The penal code's conspiracy charge allows for the charge if the defendants allegedly conspired to commit any felony, including an election code felony, Dix said.
In any case, perhaps in an effort to avoid seeing the case against DeLay dismissed on a technicality, Earle moved to get a new grand jury to indict DeLay on a money laundering charge, which carries a maximum life sentence, in addition to a conspiracy to launder money charge, which carries a potential 20-year term. Uncertain is whether the original charge of conspiracy to violate the election law, which carries a two-year maximum prison term, is still standing. The statute of limitations on the money laundering charge would have expired today. DeLay had previously waived the statute of limitations on the investigation, but his attorneys had moved to rescind that waiver on Monday, the Austin American Statesman reported, according to TalkingPointsMemo.com.
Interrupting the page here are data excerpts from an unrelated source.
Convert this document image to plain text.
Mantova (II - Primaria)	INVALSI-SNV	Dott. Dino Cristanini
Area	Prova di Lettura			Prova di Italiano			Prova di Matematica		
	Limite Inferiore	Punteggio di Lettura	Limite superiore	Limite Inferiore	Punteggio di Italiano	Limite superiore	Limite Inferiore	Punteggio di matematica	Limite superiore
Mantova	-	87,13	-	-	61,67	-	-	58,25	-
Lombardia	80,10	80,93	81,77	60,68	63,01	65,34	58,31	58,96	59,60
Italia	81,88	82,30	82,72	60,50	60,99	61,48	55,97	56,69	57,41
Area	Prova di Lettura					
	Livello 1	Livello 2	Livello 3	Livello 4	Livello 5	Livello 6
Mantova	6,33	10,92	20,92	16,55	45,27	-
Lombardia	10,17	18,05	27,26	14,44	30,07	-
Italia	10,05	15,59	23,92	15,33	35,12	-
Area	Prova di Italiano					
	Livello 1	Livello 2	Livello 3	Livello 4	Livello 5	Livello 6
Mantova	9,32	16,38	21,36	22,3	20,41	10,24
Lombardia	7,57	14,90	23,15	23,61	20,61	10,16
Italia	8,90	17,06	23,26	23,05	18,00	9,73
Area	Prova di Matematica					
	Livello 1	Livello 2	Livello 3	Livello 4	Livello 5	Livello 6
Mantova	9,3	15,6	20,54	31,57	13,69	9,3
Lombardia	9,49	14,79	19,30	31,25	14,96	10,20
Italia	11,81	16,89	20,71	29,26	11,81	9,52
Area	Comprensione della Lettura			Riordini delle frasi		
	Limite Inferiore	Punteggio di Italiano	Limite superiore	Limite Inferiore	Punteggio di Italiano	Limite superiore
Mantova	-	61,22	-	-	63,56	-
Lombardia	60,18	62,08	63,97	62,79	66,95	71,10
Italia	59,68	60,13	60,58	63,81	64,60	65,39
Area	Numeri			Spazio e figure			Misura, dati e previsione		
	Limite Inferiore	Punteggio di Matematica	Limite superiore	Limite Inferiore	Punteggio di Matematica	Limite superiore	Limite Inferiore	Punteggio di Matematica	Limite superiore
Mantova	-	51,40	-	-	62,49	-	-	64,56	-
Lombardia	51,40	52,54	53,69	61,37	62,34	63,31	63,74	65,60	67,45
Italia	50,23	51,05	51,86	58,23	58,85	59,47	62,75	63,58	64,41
That gave the DA only a few hours to add the backup indictment.
The Washington Post reported that the new indictments stand in the way of any quick reinstatement based on any legal flaws in last week's indictment.
The backdrop for yesterday's action may have been a dispute over the continued viability of a waiver of the three-year statute of limitations that DeLay granted in writing on Sept. 12, in order to keep trying to persuade Earle not to issue any indictments. After last week's conspiracy charge, DeGuerin said the waiver was withdrawn.
Yesterday's indictments maintained the waiver was still in effect. But DeGuerin said in an interview that Earle may have brought the new charges so speedily because he was uncertain of his ground on that issue. A key transaction in the alleged conspiracy -- the payment of $190,000 by the RNC to the Texas Republican candidates -- occurred on Oct. 4, 2002, or three years ago today.
That means that if the waiver is no longer in effect, the new charges had to be brought quickly. "I think they were losing sleep about this over the weekend," DeGuerin said.
DeGuerin reiterated yesterday that DeLay was unaware of the transactions involving $190,000 before they occurred and learned about them only weeks afterward. But Craig McDonald, director of Texans for Public Justice, said that "for a new grand jury to indict DeLay on a day's notice suggests the evidence of his participation is convincing."
DeLay remains at large.
UPDATE: A poster at DailyKos notes some suspicion that Earle pursued the new charges when DeLay's lawyer tried to renege on a deal.
You see, as at least two people (including DKos' own Walt Starr) have speculated, Deguerin may have had DeLay sign the waiver as part of a deal. He waives the statute of limitations. And then he only gets charged with conspiracy, not the more serious crime of money laundering. As Norm Pattis explains:
So why am I so sure he'll plead [guilty to conspiracy]? A line in the indictment notes that his lawyer waived the statute of limitations on the conspiracy charge during grand jury proceedings. Why would a competent lawyer waive a complete defense? Because worse was on the way if he did not.
Initiates know the practice as charge-bargaining. You see a funnel cloud barreling at you and you ask your local prosecutor, quietly, "on what charges are you willing to take my client if he pleads?" I suspect DeLay will enter a plea late in the year.
So Deguerin, thinking he's the smartest thing in Texas, waits for the first grand jury to run out, believing his guy is in the clear, then he starts attacking the lesser charge he bargained for.
Sometimes fancy lawyers can get just too fancy.